The Stupid fucks of the year

Starting with podcast 100, TSB has been giving out “stupid fuck” awards. You can say that it is similar to the Bonehead award that Rick Dees used to give out when he had his morning show, but for the cybercrime world.

Just like the diatribes, we’ll link to articles we have written which ended up turning in to the Stupid Fuck award. From time to time, we may link to specific articles, especially if something comes up that qualifies that we do not have an article at the time for that we did find.

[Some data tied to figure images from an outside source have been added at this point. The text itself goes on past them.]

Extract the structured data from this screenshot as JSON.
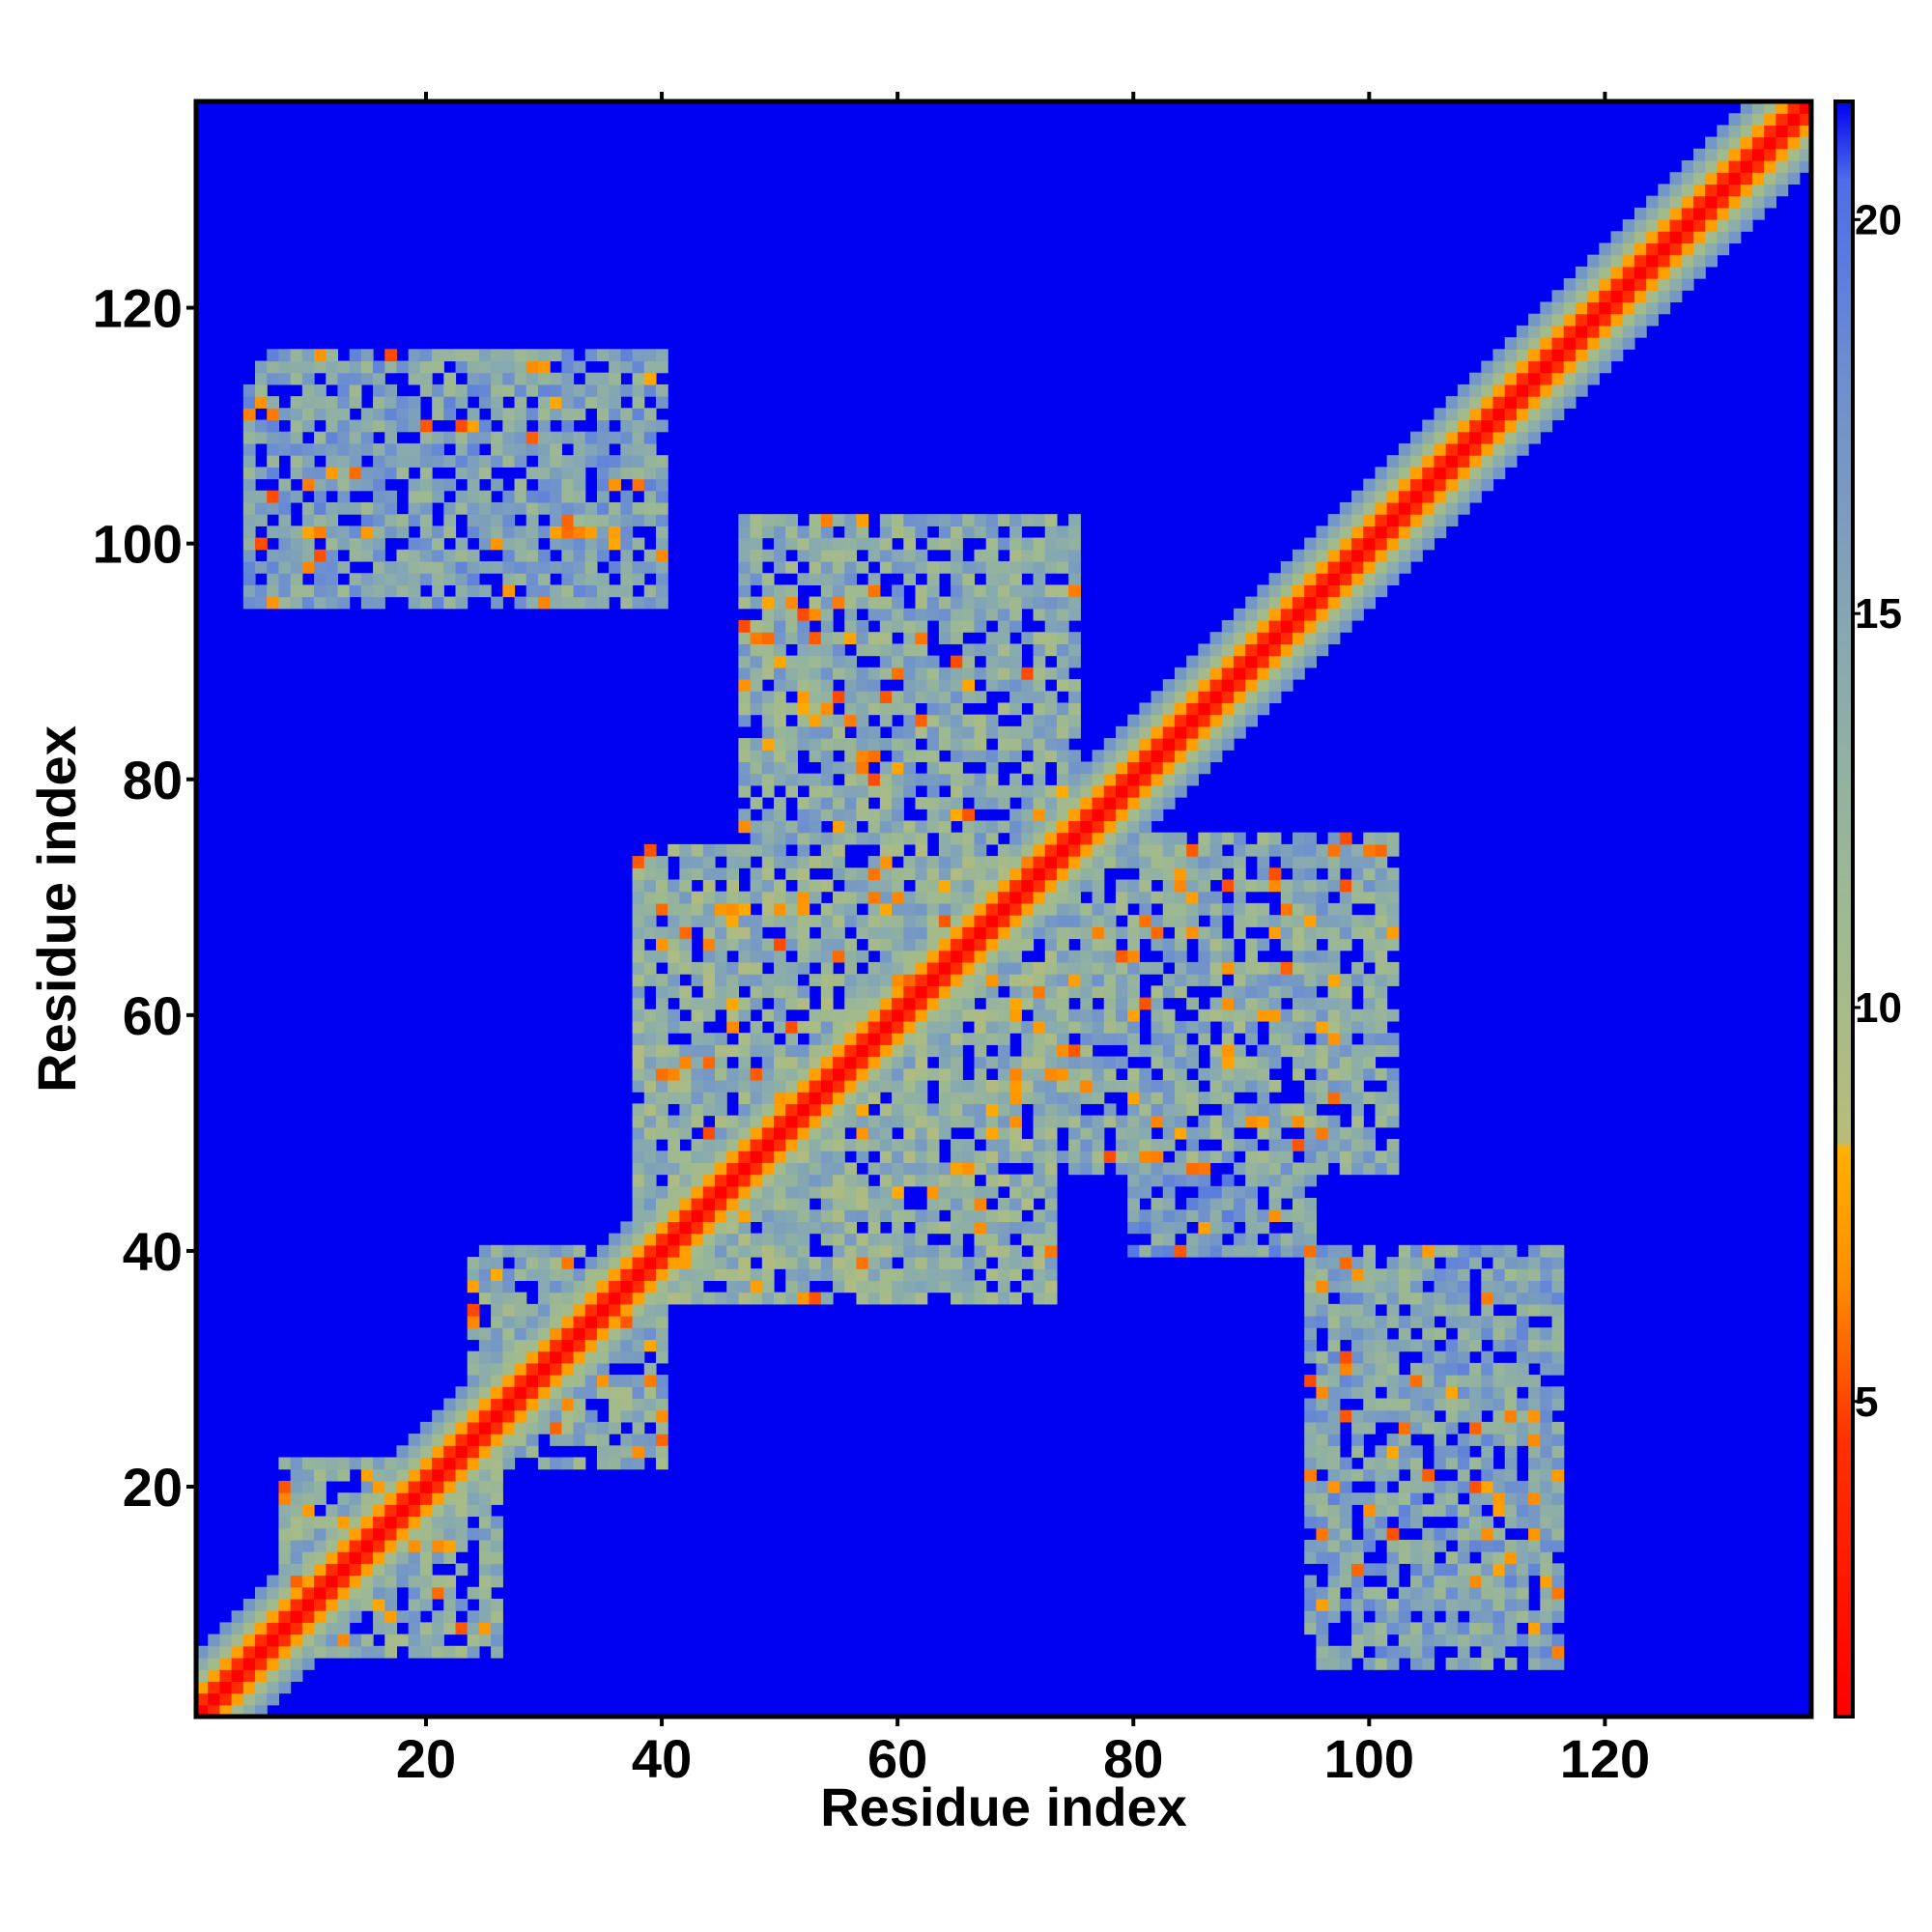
{
  "chart_data": {
    "type": "heatmap",
    "title": "",
    "xlabel": "Residue index",
    "ylabel": "Residue index",
    "n_residues": 137,
    "xlim": [
      1,
      137
    ],
    "ylim": [
      1,
      137
    ],
    "x_ticks": [
      20,
      40,
      60,
      80,
      100,
      120
    ],
    "y_ticks": [
      20,
      40,
      60,
      80,
      100,
      120
    ],
    "colorbar": {
      "range": [
        1,
        21.5
      ],
      "ticks": [
        5,
        10,
        15,
        20
      ],
      "stops": [
        {
          "value": 1.0,
          "color": "#ff0000"
        },
        {
          "value": 4.5,
          "color": "#ff3000"
        },
        {
          "value": 6.5,
          "color": "#ff8c00"
        },
        {
          "value": 8.2,
          "color": "#ffb000"
        },
        {
          "value": 8.3,
          "color": "#b8bc7a"
        },
        {
          "value": 11.0,
          "color": "#9fba8f"
        },
        {
          "value": 14.5,
          "color": "#87aab0"
        },
        {
          "value": 18.0,
          "color": "#6d8fcf"
        },
        {
          "value": 20.5,
          "color": "#4d6ee8"
        },
        {
          "value": 21.5,
          "color": "#0000f2"
        }
      ]
    },
    "background_value": 21.5,
    "diagonal_band": {
      "center_value": 1,
      "falloff_per_residue": 3.2,
      "band_halfwidth": 5
    },
    "contact_regions": [
      {
        "x_range": [
          5,
          40
        ],
        "y_range": [
          95,
          116
        ],
        "mean_value": 15
      },
      {
        "x_range": [
          95,
          116
        ],
        "y_range": [
          5,
          40
        ],
        "mean_value": 15
      },
      {
        "x_range": [
          38,
          73
        ],
        "y_range": [
          36,
          74
        ],
        "mean_value": 13
      },
      {
        "x_range": [
          47,
          75
        ],
        "y_range": [
          74,
          102
        ],
        "mean_value": 14
      },
      {
        "x_range": [
          74,
          102
        ],
        "y_range": [
          47,
          75
        ],
        "mean_value": 14
      },
      {
        "x_range": [
          24,
          40
        ],
        "y_range": [
          22,
          40
        ],
        "mean_value": 14
      },
      {
        "x_range": [
          8,
          26
        ],
        "y_range": [
          6,
          22
        ],
        "mean_value": 14
      },
      {
        "x_range": [
          80,
          95
        ],
        "y_range": [
          40,
          52
        ],
        "mean_value": 16
      }
    ]
  }
}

It’ll be broken up in to months and lists. We’ll also have a description too. Remember, if we don’t have any for any given month, that month will be skipped.

January

• FTC tells Godaddy to get their shit together Godaddy hasn’t been all that great with their security, and I never went with them even in the early days of web hosting. When you read the blog post, which leads to the accompanying article, you’ll wonder why you went with them if you did. Am I going to tell you to switch? No. I’m not. But just be aware of this one.
• AI Accessibility startup to pay $1 million for false advertising dealing with web site accessibility The company that should have never been created. It promised to make a tool to make sites accessible but it seems to have failed miserably. AccessiBe was mentioned to me as a tool I can use to make my sites accessible, and I never really understood it because I would hit screen reader mode and the site either still worked as it always had or just did strange things. Read the blog post that links to Adrian Roselli’s blog as he responds to this mess. Good job!
• Use AI? Don’t turn them in to CSAM material, at least in California. Under New law, first suspect arrested for CSAM AI images is the first in California. Have fun!
• The story of the week: Mastercard and their DNS issue that went unnoticed for years talks about a mistyped domain for DNS settings. You should read this for yourself.
• While we have said that China should not be messed with, this has nothing to do with policies or procedures of the country. This has to do with Security 101. We’ve talked about open databases through the last few years on podcasts, what I thought was a one-off has been quite consistant. DeepSeek exposes database with over 1 million chat records is our article with two open databases now closed and really bad security practices. Read it and comment on it if you wish.

February

• If you missed podcast 226, then you missed one of the stupidest fucks we’ve probably ever covered. At the time of writing, Post Mortem: How important are mailing lists across the JRN? is still the top post, but that will change for sure. This post talks about CPanel, one of the biggest control panel companies out there providing people like me the ability to manage things like email, FTP, mailing lists, installation of databases like WordPress and much more. You’ll definitely want to read this one, its completely moronic.

March

• If you missed Ohio man charged with putting kill switch to sabotage network on our blog, you’ll want to give this a look. The guy in question decided to put a kill switch in place if he were ever to be fired which would wipe out the entire network. The company mentioned had to pay millions, and he could be serving a maximum of 10 years. Really?
• In case you have lived under a rock, there was a massive Capital One hack which exposed a bunch of folk from 2005-2016 or so. Did Page Thompson get too light of a sentence? is an update to a 2019 story where now they’re asking the question whether Page got the sentence she deserved. This was also talked about on this past week’s throwback saturday night. This will be interesting.
• 23andMe seems to now be in the bankruptcy state now according to Cybernews. This is quite interesting since they had a breach they denied ever happening. https://technology.jaredrimer.net/2025/03/24/23andme-filed-for-ch-11-bankrupsy/ is an update.
• We’ll be publishing our thoughts on this one, but this has to end our stupid fucks. Did you guys see for this month the story dealing with Oracle, the health provider? No? Oracle Health breach compromises patient data at US hospitals is the article. This company is like so many who decide they are not going to be Transparent in their reporting of the breach and this is absolutely not surprising in my opinion. They claim that they will pay for notices to be sent, they won’t do it. The hospitals they support then have to call the CISO for updates which makes documenting harder according to the article. Let us know what you think.